Photo courtesy of the Italian Trade Agency.

Beyond pairings, sommeliers often turn to Italian wines to build interest with creative specials. “It should be very easy to use Italian wines as [individual] splashes on the canvas of sales,” Segelbaum says. “Don’t be afraid to pour a special bottle of Nero d’Avola or Teroldego by the glass.” Because Italian wines age so well, it’s also possible to find older vintages to feature as attention-grabbing by-the-glass pours. Elizabeth-Rose Mandalou, the sommelier and a partner of Allora in Sacramento, California, likes to create flights of Italian wines to illustrate the range within a specific category. Recently, she served Arneis from three different Roero producers. “It was well received,” Mandalou says, “as it’s a fuller, richer grape that really sits on the palate, with an unmistakable mineral finish.”

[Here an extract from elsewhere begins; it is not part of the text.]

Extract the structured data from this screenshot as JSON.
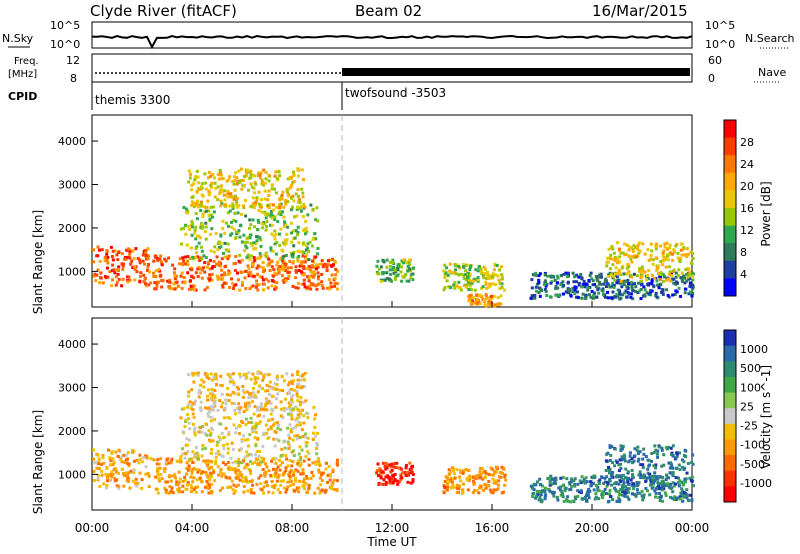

Italian wines have achieved a level of acclaim that goes well beyond their old reputation for being easy-drinking backdrops to everyday meals. The category is increasingly being recognized as a celebration of Italian culture, now synonymous with high-quality, intriguing options that consistently attract guests to restaurants—and help set wine programs apart. With the ever-expanding depth of Italy’s offerings, sommeliers can rely on Italian wines to add character to their wine programs while maintaining an entirely unique style.